4. YOU'VE GONE PREQUEL
Nothing indicates a complete creative brownout than the inability to think up one more logical plot line for the characters you've spent two movies developing. The handy solution? "Hey, let's show them all as kids!" or "Know what's more interesting than the guy with the sword? The guy behind the guy behind the guy who made the sword!" It's like a TV series having a clip show midway through its first season.
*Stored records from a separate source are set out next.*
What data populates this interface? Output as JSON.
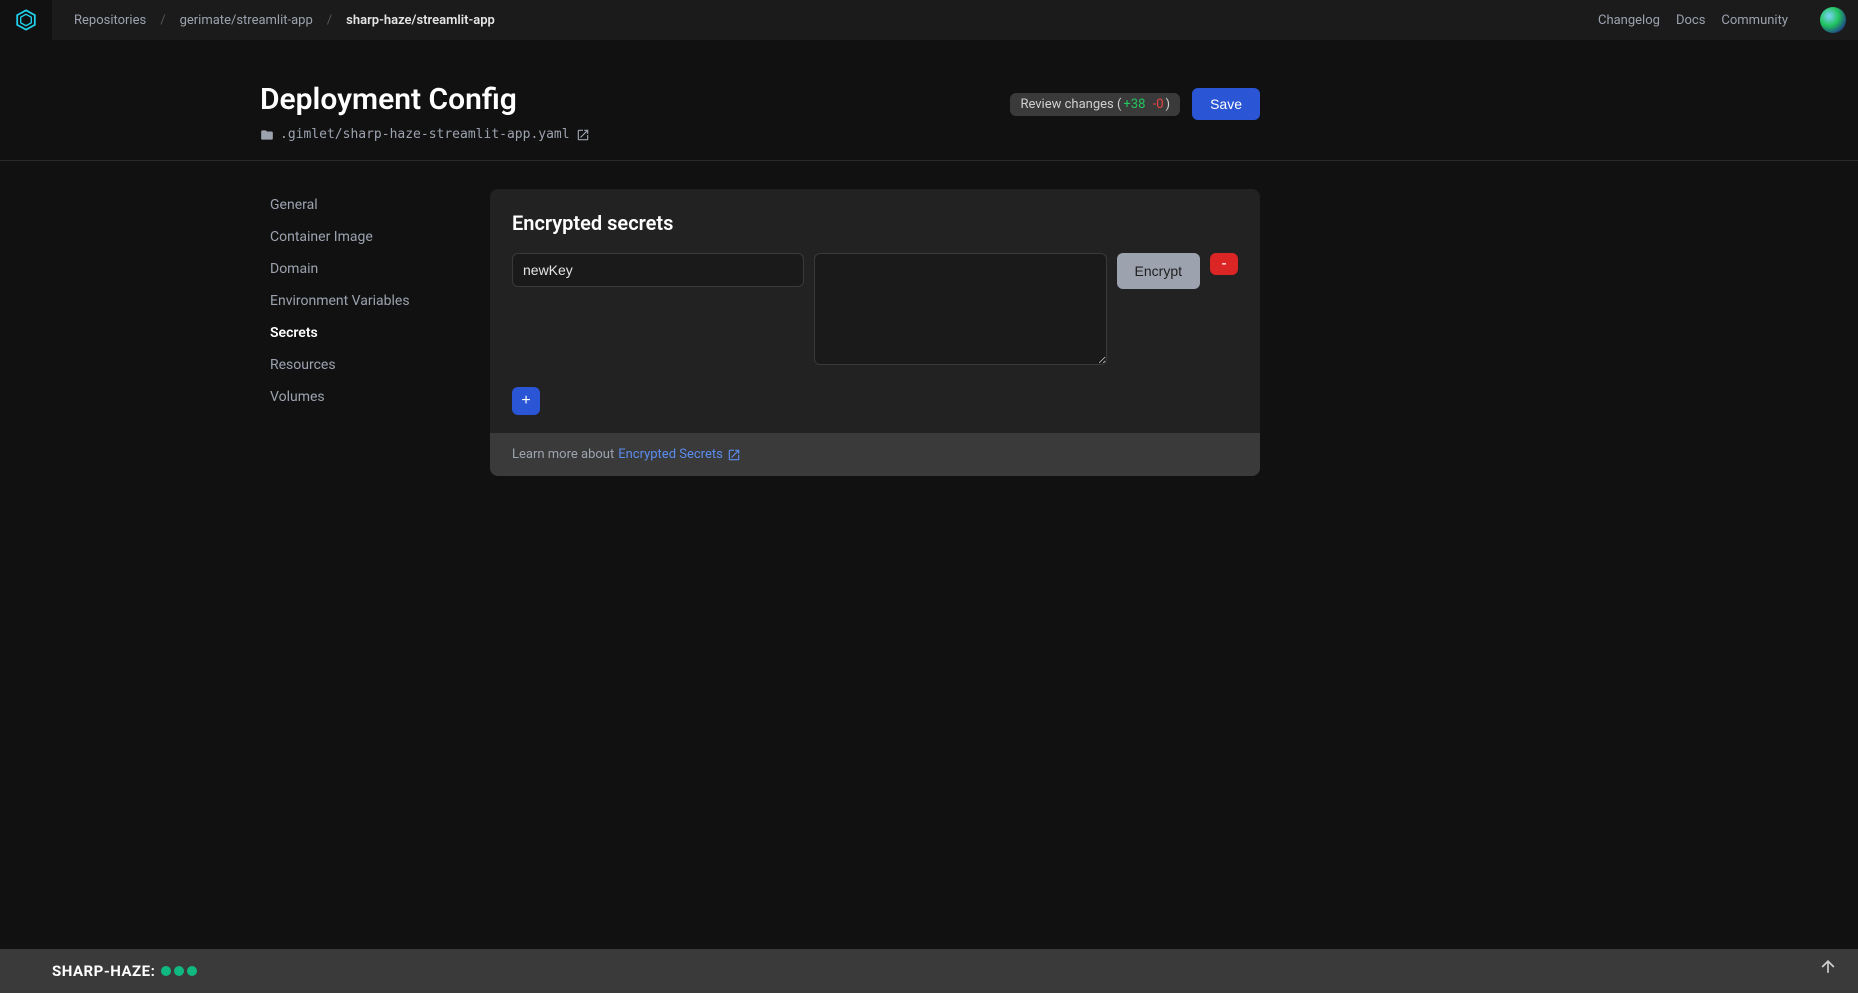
{
  "topbar": {
    "breadcrumbs": [
      {
        "label": "Repositories",
        "active": false
      },
      {
        "label": "gerimate/streamlit-app",
        "active": false
      },
      {
        "label": "sharp-haze/streamlit-app",
        "active": true
      }
    ],
    "links": {
      "changelog": "Changelog",
      "docs": "Docs",
      "community": "Community"
    }
  },
  "header": {
    "title": "Deployment Config",
    "file_path": ".gimlet/sharp-haze-streamlit-app.yaml",
    "review_label": "Review changes (",
    "review_plus": "+38",
    "review_minus": "-0",
    "review_close": ")",
    "save_label": "Save"
  },
  "sidebar": {
    "items": [
      {
        "label": "General",
        "active": false
      },
      {
        "label": "Container Image",
        "active": false
      },
      {
        "label": "Domain",
        "active": false
      },
      {
        "label": "Environment Variables",
        "active": false
      },
      {
        "label": "Secrets",
        "active": true
      },
      {
        "label": "Resources",
        "active": false
      },
      {
        "label": "Volumes",
        "active": false
      }
    ]
  },
  "secrets": {
    "card_title": "Encrypted secrets",
    "key_value": "newKey",
    "value_value": "",
    "encrypt_label": "Encrypt",
    "remove_label": "-",
    "add_label": "+",
    "footer_prefix": "Learn more about ",
    "footer_link": "Encrypted Secrets"
  },
  "statusbar": {
    "env": "SHARP-HAZE:"
  }
}
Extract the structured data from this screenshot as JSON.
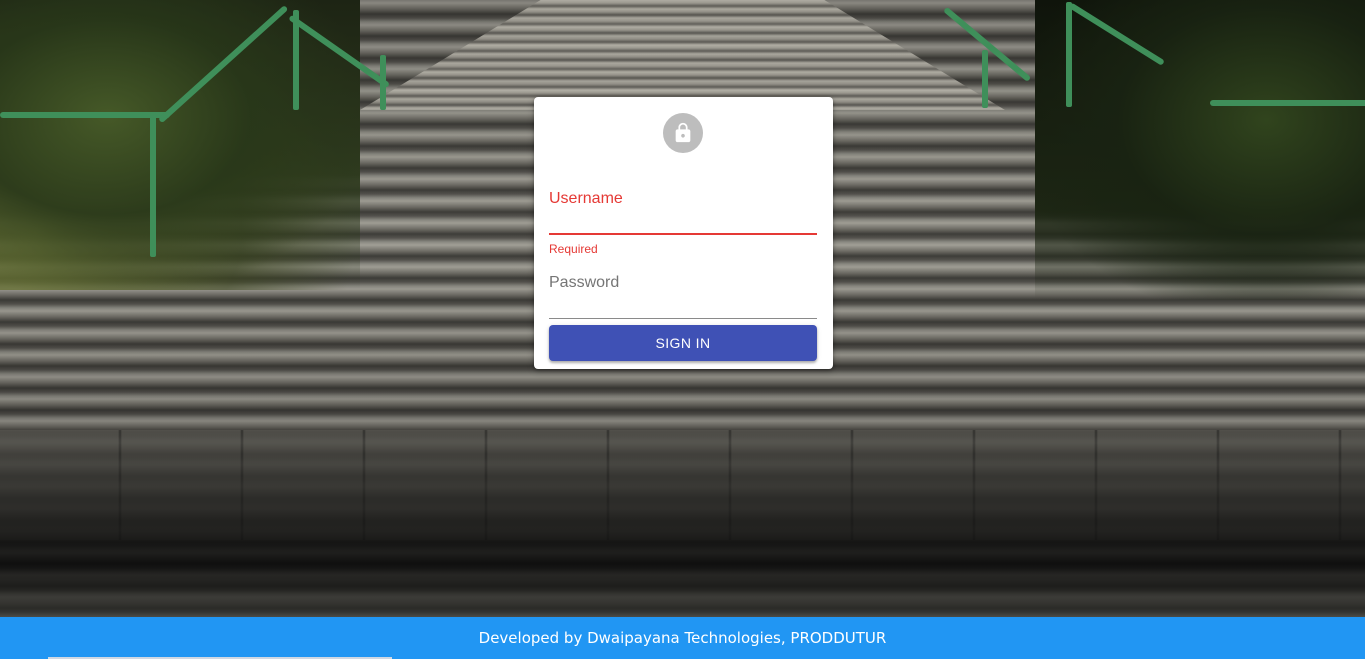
{
  "login": {
    "username_label": "Username",
    "username_value": "",
    "username_helper": "Required",
    "password_label": "Password",
    "password_value": "",
    "signin_label": "SIGN IN"
  },
  "footer": {
    "text": "Developed by Dwaipayana Technologies, PRODDUTUR"
  },
  "icons": {
    "avatar_icon": "lock-icon"
  },
  "colors": {
    "error": "#e53935",
    "primary_button": "#3f51b5",
    "footer_bg": "#2196f3",
    "avatar_bg": "#bdbdbd"
  }
}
5. YOU SUDDENLY THINK YOU'RE FUNNY
There's a difference between a movie with moments of humor and a comedy. An action movie that occasionally takes a break from the running and the shooting to crack a joke is fine—but it's the death knell for the franchise when the filmmakers start incorrectly thinking that the jokes and not the thrills were what people really came to see. That's why you get Riggs and Murtaugh suddenly becoming Laurel and Hardy. That's why Marcus Brody and Sallah — two characters with dignity in Raiders of the Lost Ark — suddenly become retarded errand boys in Last Crusade. You're. Not. Funny. Make with the blowing of things up. (I liked Last Crusade. Who cares what they do with Brody and Sallah? - CM)
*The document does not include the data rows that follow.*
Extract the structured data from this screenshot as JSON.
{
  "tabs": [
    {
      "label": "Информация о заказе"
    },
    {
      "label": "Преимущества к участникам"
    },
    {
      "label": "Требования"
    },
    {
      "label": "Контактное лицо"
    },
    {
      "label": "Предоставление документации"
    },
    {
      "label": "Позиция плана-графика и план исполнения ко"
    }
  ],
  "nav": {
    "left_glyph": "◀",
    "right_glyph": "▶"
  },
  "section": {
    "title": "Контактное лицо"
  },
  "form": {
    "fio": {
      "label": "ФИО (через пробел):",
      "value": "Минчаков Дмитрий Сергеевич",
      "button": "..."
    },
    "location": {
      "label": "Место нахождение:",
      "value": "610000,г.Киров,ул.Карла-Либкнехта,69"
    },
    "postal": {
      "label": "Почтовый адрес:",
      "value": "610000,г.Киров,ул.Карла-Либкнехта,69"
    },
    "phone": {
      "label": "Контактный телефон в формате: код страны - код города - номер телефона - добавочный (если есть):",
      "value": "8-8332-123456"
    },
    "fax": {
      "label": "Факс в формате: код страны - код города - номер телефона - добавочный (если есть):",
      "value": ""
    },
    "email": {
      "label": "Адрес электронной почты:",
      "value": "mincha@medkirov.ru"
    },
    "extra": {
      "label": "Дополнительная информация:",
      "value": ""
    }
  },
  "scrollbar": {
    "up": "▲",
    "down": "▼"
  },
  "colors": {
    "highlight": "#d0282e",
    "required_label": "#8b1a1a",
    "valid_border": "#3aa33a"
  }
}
6. YOU'RE DTV: DEAD TO VIRTUALLY EVERYONE
This is the lowest of the low. The third go-round is bad enough to offend the sensibilities of studio execs—that's right, the guys who released Meet the Spartans—so completely that they can't even bring themselves to shovel it into theaters. Welcome to the "employees recommend" rack at Blockbuster—you're assistant manager Devin's "ironic" selection that says, "I hate this job and can't wait to quit, so fuck you, customers."
I'll add two more:
7. THE DIRECTOR NEEDS THE DOUGH
According to IMdb.com, Godfather 1 & 2 director Francis Ford Coppola had refused for years to make a third installment of the movie, despite ongoing pressure from Paramount Pictures. But after his movie, Tucker: The Man And His Dream, flopped and put Coppola and his Zoetrope Studios in financial trouble, the director changed his mind.
8. YOU KNOW THE JOKES BEFORE THE ACTORS SAY THEM
Why? Because you've heard the same ones twice already. It's deja vu all over again. See Austin Powers In Goldmember and Rush Hour 3.